In the underground world of narcoticss he was called “Total” because anything he did, he did to the maximum. “I did hire work for drugs men. If somebody was owing the boss, I would get the money for them. I would give them some licks or get serious with them,” Ricardo “Ricky” Sorzano, 41, and now reformed, recalled.
Sorzano, who once drove flashy cars, had loads of money and “ran the route” in the drugs world, now operates a gospel CD and handbags booth in Sangre Grande with his wife, Crystal. He also does construction work. Now he focuses on bringing up in the right way his six children with Crystal, as well as three others he had when he was “out there.”
Sorzano said in his former life he was the first man in T&T to come out with a street CD business and was so successful he had people working for him all over the country. Today, he is totally positive.
From his humble booth, Total in Christ Ministries, Sorzano offers prayer and deliverance to anyone in need. He also has a microphone and preaches to shoppers and passers by in the busy heart of Sangre Grande, urging them to come out of negative lifestyles.
“I was selling punch too but the regional corporation told me I cannot be selling punch and preaching, so I gave up the punch,” Ricky, as he is popularly known in the area, said.
Giving an insight into the criminal world he came out from, Ricky said: “My mother migrated and I was staying with my stepfather. I ain’t know my dad much.
“I started out on the block and worked my way up. I was taking hire work, transporting people with drugs and also running my own thing.”
Ricky said he also used drugs and suffered spiritual attacks for 25 years.
“If anybody disrespected me, or wanted to do me something, I didn’t wait to start. I started you. I just didn’t care. Out there, is either you kill or get killed.”
Ricky said he lived at Pinto Road, Arima, La Horquetta and San Juan and watched “many brothers get shoot out.” Machine Gun Kelly came to mind.
“They shoot him in the house and then burn it down. I outlived many brothers,” he said.
Ricky revealed an astonishing fact from the gangster world to explain why so many young men are killed: “Fellas don’t care if they die. They see old people suffering and don’t want to get old. They rather be killed young.” He said he was stabbed in the throat, came close to being killed many times and was involved in more than one serious vehicular accident.
“And God still have me alive.”
On one occasion, the car Ricky was driving crashed head on into a Hilux van.
“The two people in the back seat were injured and I was spared,” he said.
“Once, I was transporting a man and drugs down a steep hill in Laventille and the car went totally out of control and I couldn’t stop it.

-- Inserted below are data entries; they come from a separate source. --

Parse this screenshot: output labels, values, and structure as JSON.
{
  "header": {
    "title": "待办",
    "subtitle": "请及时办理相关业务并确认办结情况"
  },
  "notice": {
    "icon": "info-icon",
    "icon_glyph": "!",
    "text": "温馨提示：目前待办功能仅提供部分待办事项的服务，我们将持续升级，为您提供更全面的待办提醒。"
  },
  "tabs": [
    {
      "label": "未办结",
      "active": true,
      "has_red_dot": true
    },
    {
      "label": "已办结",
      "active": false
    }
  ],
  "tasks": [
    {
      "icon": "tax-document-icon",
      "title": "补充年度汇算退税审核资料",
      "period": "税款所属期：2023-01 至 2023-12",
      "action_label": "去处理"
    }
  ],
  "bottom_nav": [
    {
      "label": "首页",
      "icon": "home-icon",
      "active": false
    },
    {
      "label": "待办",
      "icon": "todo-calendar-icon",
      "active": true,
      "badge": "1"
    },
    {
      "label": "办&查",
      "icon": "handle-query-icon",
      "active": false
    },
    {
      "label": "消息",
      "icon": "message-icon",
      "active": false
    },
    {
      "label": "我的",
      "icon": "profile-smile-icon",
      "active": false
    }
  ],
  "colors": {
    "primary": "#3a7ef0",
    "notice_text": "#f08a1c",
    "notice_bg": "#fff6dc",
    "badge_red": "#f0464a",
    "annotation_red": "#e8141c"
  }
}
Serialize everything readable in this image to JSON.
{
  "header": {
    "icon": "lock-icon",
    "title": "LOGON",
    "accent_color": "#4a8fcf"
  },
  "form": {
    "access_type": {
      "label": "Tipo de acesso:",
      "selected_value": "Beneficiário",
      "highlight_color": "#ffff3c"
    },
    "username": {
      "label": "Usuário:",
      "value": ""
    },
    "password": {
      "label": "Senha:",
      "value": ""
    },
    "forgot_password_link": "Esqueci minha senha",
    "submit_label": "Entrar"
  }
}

I tell myself I gone through and started saying a lil’ prayers.
“Suddenly, I felt the whole back of the car lift up and then pelt down inside a bank and my life was spared again.” He said all this time, he faced constant spiritual attacks and could hardly sleep or eat.
“My mom carried me all over to get healing but nothing worked. I got worse.”
Ricky said he pelted down pastors in churches and tried to run between cars to kill himself.
“My mother got me to cross the sea by taking me to New York but when I went there I beat up the priest real bad.” He got his deliverance at 2 am one morning. “I stretched out my hands to heaven and prayed and got instructions.
“Soon after I walked into an Arima church and since then there has been no turning back. I am happy now,” Ricky said. He said he faces new dangers now because people opposed to his preaching come and shoot up the area around his booth.
“I love all of them and pray for them,” he said.